Voltage, measured in volts, is the electrical push that drives current through a circuit. Think of it like water pressure in a pipe. Higher voltage means more push. Current, measured in amps, is the flow of electrons through the wire. It is analogous to the volume of water flowing. Resistance, measured in ohms, is anything that opposes the current. A narrow pipe has more resistance than a wide one. A long thin wire has more resistance than a short thick one.

A simple example: a 12-volt battery connected to a 6-ohm resistor pushes 2 amps of current through it. Increase the resistance to 12 ohms, and the current drops to 1 amp. Increase the voltage to 24 volts with the original 6-ohm resistor, and the current doubles to 4 amps. These relationships are linear, which makes calculations straightforward. Try it with our Ohm’s Law Calculator.

Power is closely related. Electrical power equals voltage times current, or P equals VI. Using Ohm’s law, you can also write this as I squared R or V squared over R. A space heater drawing 10 amps from a 120-volt outlet consumes 1,200 watts. That same heater on a 240-volt European outlet at 5 amps also consumes 1,200 watts. The power is the same, but the voltage and current trade off.

Resistors are the most basic electronic component. They come in standard values and are marked with color bands. A brown-black-red-gold resistor is 1,000 ohms with 5% tolerance. Our Resistor Color Code Calculator helps decode these quickly. In circuit design, resistors limit current, divide voltages, and set timing in RC circuits.

Kirchhoff’s laws extend Ohm’s law to more complex circuits. The current law states that current entering a junction equals current leaving it. The voltage law states that the sum of voltages around any closed loop is zero. Combined with Ohm’s law, you can analyze any circuit, no matter how complex.

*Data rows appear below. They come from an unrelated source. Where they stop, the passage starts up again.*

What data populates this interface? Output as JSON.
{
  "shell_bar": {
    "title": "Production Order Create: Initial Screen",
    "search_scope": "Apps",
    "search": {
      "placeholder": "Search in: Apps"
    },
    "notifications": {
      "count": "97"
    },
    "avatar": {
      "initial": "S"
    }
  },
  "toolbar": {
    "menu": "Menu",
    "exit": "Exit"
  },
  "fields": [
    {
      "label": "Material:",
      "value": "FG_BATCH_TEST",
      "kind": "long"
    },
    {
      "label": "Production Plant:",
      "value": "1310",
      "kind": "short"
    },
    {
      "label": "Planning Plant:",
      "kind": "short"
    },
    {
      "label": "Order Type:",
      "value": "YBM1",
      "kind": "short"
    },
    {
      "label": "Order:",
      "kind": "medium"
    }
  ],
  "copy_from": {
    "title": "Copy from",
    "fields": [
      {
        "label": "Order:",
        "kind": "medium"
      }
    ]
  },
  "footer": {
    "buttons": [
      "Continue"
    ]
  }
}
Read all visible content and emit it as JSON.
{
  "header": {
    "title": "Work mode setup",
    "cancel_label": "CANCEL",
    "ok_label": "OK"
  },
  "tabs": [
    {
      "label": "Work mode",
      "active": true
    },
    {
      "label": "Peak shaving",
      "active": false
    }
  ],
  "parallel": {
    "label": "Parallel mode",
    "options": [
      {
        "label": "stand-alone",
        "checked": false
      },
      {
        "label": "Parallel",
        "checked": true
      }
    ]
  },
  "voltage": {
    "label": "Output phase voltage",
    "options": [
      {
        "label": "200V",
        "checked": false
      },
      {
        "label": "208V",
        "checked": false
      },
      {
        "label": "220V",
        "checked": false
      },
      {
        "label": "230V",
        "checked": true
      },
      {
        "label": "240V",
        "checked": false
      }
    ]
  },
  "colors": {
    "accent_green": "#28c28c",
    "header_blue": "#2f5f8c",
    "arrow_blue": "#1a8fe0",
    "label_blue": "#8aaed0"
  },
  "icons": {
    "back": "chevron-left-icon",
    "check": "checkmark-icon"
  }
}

Real-world conductors have resistance too. Copper wire has a resistivity of about 1.68 micro-ohm-centimeters. A 100-meter run of 2.5 mm² copper wire has a resistance of roughly 0.68 ohms. For high-current applications like welders or EV chargers, this resistance causes voltage drop and heat generation, which is why thicker wire is used.

Safety is paramount when working with electricity. Ohm’s law tells us that even low voltages can be dangerous if the resistance is low enough. Wet skin has a resistance of only about 1,000 ohms, meaning 120 volts can push 120 milliamps through your body. That is enough to cause cardiac arrest. Always use insulated tools, turn off power before working, and respect the math.